From Bradley Lockhart: “This redesign of the American flag is inspired by Katharine Lee Bates’ 1893 poem Pike’s Peak, which later became the popular anthem America the Beautiful. The visual elements of the flag are inspired by the imagery that Bates describes in the first stanza of the poem. The symbolism is as follows:
1. A navy blue field at the top: “beautiful for spacious skies”
2. A golden wave at the bottom “amber waves of grain”
3. Two purple triangles for “purple mountain majesties”
4. Wavy red stripes in the center for “fruited plains”
(Bates was describing a fertile Colorado valley of apple and cherry orchards)
5. Two navy blue triangles on the left and right edge for “sea to shining sea” (the Pacific and Atlantic Oceans)

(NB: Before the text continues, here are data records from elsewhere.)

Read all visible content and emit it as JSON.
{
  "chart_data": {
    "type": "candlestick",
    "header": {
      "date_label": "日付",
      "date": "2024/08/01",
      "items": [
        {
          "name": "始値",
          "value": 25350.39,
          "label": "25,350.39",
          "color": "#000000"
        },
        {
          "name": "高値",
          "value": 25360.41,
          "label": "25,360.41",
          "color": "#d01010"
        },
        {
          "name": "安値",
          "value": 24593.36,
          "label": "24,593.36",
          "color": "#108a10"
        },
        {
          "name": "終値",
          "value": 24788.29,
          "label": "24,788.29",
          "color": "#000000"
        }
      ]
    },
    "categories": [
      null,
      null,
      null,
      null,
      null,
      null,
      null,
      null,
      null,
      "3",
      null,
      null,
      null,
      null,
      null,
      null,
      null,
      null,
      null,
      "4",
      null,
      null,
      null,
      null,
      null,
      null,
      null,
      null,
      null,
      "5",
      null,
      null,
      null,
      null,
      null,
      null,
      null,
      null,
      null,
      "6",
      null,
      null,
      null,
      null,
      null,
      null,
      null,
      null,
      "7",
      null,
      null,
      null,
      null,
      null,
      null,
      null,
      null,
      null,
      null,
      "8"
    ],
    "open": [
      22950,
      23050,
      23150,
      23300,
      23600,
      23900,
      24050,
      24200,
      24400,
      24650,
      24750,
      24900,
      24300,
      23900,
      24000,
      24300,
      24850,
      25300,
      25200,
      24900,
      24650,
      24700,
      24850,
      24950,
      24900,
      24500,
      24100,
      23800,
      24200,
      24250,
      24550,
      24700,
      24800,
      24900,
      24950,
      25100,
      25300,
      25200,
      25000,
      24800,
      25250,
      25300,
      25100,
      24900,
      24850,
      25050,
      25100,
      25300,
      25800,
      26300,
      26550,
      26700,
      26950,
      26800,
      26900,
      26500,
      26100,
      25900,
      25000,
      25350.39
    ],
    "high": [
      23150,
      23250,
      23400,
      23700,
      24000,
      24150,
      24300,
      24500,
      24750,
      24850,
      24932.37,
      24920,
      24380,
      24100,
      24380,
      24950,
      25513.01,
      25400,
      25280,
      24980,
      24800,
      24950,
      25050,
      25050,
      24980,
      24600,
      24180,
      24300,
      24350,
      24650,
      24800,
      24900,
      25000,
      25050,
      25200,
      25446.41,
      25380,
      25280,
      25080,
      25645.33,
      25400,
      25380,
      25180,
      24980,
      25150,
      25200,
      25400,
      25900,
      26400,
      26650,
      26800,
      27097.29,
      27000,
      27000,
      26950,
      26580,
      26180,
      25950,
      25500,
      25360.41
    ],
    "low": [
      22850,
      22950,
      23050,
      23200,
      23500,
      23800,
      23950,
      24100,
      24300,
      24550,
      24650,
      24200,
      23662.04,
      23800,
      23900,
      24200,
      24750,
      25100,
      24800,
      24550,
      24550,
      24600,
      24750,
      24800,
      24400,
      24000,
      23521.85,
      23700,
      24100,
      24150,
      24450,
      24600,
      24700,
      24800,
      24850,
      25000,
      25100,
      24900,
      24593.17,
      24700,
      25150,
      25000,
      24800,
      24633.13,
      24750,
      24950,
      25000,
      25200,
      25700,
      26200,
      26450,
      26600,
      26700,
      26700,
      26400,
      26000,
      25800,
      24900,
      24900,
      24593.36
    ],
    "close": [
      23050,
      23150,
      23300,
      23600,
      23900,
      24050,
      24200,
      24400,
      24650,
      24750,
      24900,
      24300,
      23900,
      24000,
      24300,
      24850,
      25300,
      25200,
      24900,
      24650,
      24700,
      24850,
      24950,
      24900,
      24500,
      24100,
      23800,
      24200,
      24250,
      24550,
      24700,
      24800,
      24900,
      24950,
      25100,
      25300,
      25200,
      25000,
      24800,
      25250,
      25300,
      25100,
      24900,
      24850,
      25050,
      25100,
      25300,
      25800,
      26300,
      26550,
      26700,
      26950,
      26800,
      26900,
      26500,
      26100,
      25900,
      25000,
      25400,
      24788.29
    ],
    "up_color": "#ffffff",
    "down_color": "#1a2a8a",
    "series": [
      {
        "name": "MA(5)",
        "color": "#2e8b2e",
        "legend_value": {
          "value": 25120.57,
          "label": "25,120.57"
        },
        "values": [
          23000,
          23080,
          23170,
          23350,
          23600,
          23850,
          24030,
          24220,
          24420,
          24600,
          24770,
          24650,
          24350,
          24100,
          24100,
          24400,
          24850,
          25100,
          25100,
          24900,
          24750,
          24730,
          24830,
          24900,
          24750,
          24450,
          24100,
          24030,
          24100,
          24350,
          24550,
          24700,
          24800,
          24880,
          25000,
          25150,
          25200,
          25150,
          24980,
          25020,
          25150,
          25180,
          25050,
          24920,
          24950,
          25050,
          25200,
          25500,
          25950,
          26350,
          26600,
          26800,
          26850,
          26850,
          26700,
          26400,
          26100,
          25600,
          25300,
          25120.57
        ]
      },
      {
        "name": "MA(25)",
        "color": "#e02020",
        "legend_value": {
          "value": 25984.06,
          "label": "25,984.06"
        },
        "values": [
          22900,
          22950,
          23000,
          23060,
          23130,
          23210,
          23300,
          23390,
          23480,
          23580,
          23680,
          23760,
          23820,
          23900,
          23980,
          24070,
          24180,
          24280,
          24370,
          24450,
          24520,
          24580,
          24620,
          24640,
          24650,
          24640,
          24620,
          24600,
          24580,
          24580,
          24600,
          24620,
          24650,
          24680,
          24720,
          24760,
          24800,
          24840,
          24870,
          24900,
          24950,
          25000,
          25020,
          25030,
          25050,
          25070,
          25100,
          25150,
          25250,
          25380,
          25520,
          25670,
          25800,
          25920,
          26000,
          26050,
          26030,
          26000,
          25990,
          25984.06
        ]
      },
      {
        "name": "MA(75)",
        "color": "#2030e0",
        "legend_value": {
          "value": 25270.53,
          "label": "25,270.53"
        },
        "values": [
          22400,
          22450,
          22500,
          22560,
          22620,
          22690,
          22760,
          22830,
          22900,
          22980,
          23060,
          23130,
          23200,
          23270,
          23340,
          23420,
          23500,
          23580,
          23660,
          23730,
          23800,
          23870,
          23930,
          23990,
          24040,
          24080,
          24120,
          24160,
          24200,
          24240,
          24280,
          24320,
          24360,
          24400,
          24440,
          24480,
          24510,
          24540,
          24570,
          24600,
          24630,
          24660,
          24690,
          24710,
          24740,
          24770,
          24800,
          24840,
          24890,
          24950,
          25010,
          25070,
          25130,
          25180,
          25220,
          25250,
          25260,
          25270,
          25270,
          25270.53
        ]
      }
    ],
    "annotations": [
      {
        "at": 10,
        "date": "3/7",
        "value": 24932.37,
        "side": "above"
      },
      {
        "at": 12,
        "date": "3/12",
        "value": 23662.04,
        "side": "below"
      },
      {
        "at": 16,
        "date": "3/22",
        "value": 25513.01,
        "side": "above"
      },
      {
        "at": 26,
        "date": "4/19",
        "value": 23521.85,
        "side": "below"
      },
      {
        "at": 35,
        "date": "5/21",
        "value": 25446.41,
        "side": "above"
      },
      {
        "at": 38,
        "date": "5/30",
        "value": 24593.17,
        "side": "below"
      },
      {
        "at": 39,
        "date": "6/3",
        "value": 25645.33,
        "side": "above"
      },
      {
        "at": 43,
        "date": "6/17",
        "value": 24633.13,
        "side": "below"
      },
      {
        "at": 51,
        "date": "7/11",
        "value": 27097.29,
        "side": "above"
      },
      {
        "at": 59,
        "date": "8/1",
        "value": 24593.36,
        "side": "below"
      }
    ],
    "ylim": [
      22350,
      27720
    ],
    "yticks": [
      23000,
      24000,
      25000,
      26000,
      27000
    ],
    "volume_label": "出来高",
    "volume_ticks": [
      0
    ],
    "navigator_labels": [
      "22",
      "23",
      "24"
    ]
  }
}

6. One additional element is the circle of 13 stars in the canton (upper left hand corner). This is to symbolize the 13th Amendment to the Constitution, which ended slavery in 1864. This circle of stars is also a reference to Betsy Ross’ iconic US flag of 1777.
I consciously left out any symbolism referencing the 50 states of the United States. I did not want this design to exclude the residents of U.S. Territories (Guam, Puerto Rico, Virgin Islands etc.).”